Jeff Washburne, executive director of the City of Lakes Community Land Trust, said that while they’ve mastered the residential side, they don’t have the commercial side figured out yet. 

The trust is working with an advisory board and a consultant to determine exactly how the program would operate. One idea is a lease-to-purchase option for business space, with the trust keeping title to the land. Other options include a co-op with shared equity, or a standard below-market lease. 

“What I do know is that the city is changing quickly,” Washburne said. “Who gets to live in the city, who gets to work in the city, who gets to own a business in the city is increasingly not being decided by folks in this room. It’s being decided by outside forces.”

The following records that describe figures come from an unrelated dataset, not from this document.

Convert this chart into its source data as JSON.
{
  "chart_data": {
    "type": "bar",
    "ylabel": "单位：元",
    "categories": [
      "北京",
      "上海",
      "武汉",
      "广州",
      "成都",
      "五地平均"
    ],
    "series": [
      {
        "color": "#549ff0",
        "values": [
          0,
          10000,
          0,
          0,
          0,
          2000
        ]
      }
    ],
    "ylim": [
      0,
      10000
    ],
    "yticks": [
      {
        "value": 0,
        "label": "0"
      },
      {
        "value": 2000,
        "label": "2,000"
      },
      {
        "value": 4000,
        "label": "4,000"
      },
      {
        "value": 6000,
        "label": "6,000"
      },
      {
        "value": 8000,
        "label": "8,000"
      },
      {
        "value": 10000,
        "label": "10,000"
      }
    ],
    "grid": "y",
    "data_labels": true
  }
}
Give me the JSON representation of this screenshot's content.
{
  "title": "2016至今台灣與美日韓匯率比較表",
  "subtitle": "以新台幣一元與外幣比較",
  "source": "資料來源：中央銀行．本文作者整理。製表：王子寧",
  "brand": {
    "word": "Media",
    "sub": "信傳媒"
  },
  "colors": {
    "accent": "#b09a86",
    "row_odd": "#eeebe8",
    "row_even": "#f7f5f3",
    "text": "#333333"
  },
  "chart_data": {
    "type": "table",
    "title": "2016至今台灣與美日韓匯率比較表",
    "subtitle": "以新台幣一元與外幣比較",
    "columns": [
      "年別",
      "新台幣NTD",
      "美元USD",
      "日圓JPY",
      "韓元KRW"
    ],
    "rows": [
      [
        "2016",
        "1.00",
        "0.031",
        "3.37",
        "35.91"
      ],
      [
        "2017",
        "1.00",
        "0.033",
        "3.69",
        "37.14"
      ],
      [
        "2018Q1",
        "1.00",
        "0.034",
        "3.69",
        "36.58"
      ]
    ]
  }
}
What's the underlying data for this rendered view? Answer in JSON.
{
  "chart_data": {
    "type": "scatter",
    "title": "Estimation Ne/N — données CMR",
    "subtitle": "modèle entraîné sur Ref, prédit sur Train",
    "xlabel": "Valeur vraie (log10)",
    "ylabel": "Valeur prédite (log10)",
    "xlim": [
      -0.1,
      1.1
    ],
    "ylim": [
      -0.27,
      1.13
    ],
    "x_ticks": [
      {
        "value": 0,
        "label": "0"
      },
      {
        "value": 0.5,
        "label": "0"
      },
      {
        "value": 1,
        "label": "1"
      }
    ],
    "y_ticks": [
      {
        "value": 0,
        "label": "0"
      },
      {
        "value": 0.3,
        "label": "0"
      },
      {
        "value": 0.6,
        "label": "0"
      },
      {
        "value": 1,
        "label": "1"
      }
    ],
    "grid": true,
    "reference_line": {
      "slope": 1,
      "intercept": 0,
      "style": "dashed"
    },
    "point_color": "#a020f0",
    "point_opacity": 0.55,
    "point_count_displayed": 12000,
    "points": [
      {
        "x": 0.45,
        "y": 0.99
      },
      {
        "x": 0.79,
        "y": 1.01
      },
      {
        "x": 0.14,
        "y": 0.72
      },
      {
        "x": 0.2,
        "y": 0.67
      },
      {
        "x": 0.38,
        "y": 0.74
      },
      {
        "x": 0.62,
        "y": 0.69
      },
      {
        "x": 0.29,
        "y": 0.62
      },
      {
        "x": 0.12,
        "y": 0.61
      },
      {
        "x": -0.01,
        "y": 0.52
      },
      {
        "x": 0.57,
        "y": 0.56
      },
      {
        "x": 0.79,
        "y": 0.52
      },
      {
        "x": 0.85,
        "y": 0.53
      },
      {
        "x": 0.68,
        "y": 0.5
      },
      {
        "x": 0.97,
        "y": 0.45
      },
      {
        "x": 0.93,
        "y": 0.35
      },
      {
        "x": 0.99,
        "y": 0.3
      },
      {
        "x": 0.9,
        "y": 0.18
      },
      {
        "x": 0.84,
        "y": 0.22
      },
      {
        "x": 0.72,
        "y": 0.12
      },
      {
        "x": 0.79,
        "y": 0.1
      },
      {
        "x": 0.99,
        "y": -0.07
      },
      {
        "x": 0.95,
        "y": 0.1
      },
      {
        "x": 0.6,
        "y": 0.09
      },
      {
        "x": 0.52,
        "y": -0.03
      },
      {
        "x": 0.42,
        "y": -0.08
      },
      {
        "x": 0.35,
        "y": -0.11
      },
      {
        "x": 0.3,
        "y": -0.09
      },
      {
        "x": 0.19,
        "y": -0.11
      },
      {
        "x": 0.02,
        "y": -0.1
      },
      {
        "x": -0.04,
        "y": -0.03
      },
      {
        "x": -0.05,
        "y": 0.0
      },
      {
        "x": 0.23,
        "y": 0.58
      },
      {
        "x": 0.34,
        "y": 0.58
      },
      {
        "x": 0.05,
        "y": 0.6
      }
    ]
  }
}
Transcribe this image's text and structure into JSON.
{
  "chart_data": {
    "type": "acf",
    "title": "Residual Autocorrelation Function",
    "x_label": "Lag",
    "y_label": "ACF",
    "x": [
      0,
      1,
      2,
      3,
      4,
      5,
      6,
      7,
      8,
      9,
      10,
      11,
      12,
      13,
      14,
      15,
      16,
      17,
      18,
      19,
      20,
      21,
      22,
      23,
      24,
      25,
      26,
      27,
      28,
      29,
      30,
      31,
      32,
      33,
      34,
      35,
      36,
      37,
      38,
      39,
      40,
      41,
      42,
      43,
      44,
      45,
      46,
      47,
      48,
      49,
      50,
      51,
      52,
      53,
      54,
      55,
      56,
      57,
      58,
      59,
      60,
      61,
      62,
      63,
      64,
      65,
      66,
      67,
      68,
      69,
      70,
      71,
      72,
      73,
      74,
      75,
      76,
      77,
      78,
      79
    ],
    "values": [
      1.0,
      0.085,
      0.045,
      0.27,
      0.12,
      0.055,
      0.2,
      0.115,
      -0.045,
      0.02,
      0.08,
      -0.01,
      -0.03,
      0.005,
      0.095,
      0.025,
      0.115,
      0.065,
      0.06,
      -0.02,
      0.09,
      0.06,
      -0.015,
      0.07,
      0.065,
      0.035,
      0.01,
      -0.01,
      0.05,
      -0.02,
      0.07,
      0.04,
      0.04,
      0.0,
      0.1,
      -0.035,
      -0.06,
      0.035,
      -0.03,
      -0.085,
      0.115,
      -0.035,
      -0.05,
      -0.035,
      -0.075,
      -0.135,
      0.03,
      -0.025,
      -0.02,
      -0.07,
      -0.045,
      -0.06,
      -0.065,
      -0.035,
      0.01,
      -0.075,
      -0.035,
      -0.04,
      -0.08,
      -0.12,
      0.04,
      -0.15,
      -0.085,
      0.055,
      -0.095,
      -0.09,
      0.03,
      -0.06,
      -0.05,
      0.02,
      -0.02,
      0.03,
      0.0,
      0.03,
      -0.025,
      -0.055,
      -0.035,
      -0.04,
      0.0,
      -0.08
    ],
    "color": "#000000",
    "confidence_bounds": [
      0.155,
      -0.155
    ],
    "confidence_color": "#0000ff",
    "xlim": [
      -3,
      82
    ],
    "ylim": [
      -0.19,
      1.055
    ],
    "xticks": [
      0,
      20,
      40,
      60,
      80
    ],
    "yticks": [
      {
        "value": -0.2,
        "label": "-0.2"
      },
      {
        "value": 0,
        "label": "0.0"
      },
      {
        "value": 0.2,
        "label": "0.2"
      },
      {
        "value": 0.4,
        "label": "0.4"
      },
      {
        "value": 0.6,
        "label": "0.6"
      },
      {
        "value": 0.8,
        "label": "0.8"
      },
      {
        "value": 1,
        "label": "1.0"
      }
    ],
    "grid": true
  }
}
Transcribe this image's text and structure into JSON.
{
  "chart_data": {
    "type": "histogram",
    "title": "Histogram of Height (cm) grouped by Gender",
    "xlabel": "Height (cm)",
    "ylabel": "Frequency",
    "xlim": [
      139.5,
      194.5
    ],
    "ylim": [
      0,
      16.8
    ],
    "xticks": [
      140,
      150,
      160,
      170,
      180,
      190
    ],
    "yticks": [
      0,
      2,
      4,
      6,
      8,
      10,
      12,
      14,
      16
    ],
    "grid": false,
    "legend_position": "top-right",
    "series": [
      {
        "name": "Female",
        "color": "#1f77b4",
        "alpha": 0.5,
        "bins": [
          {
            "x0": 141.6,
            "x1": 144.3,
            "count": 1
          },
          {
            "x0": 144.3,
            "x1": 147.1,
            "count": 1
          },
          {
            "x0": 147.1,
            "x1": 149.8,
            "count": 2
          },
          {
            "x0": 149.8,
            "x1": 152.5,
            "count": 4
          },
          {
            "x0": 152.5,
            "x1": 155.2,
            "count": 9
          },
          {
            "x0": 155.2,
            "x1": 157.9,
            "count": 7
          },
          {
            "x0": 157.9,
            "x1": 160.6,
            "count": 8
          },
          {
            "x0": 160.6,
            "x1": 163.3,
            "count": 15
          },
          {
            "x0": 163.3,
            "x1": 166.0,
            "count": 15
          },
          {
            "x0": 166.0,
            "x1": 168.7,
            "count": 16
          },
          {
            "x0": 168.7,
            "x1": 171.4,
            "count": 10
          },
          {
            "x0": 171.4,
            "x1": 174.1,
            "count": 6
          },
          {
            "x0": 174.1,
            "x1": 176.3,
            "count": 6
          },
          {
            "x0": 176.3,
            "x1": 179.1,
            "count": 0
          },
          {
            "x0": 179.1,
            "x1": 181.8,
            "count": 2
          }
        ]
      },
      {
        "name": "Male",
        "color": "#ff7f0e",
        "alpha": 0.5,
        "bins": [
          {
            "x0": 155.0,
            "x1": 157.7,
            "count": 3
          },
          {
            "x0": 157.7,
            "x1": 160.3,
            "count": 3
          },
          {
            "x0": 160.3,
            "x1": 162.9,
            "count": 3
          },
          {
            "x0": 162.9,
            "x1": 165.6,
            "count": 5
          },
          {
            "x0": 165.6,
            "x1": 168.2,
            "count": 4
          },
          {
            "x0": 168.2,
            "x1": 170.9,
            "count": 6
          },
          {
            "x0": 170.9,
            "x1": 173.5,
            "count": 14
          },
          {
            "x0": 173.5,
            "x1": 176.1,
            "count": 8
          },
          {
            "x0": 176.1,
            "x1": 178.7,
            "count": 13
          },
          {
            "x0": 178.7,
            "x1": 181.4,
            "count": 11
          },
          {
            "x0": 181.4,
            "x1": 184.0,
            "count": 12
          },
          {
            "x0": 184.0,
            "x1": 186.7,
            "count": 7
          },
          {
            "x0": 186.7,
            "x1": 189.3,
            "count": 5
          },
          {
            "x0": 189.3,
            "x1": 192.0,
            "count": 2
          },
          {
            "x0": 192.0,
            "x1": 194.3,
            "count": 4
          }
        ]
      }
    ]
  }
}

A handful of places in the country have attempted to use land trusts for commercial space, and their operations vary widely, according to a 2017 report by the Center for Urban and Regional Affairs. One group in Anchorage has acquired key properties with a vision for an arts and cultural district. One in Berkeley rents to businesses and nonprofits at below-market rents. One on Lopez Island, in Washington state, has a resource room to demonstrate energy conservation strategies.

In the Rondo neighborhood in St. Paul, where highway development displaced hundreds of businesses, a land trust aims to help businesses survive with minimal debt on Selby Avenue as part of a $13.2 million development project. With plans to share profits, the trust rents to businesses like Golden Thyme Coffee & Cafe and the Neal family shoeshine business.  

In Black Ink recently moved in to its first independent storefront in the development. The nonprofit publishing house’s new release “Towards an African Education” focuses on quality education for students of African descent. Executive Director Rekhet Si-Asar said the move to Selby builds on a relationship with Golden Thyme, and they appreciated extra support to shape their new space in a neighborhood concerned about gentrification.

In Black Ink board members and advisors. Submitted photo

“There really needs to be more funding for small commercial development,” said Greg Finzell, executive director of the Rondo Community Land Trust. “You really have to piece funding from wherever you can find it. … When you’re working with people that are not necessarily bankable, there just isn’t much money out there for them.”

The City of Lakes commercial land trust currently has funding from the Jay & Rose Phillips Family Foundation (co-chaired by Rep. Dean Phillips). The trust also hopes to secure $50,000 in city funding set aside in 2017 for a commercial land trust pilot. A launch event is Jan. 16 at the Robert J. Jones Urban Research and Outreach-Engagement Center.

City staff said they want more information on the finances and details of how the land trust would work before sending a recommendation to the City Council. Staff said they would expect to see a tenant move in quickly after a sale, and they are committed to working with the land trust to make the idea work. 

The nonprofit hopes to acquire two commercial sites in 2020: the Whittier site and one in North Minneapolis. They would become the first projects of their kind in the state.

“If we’re able to own the land, we would be the first true commercial land trust in Minnesota,” Domonique Jones said.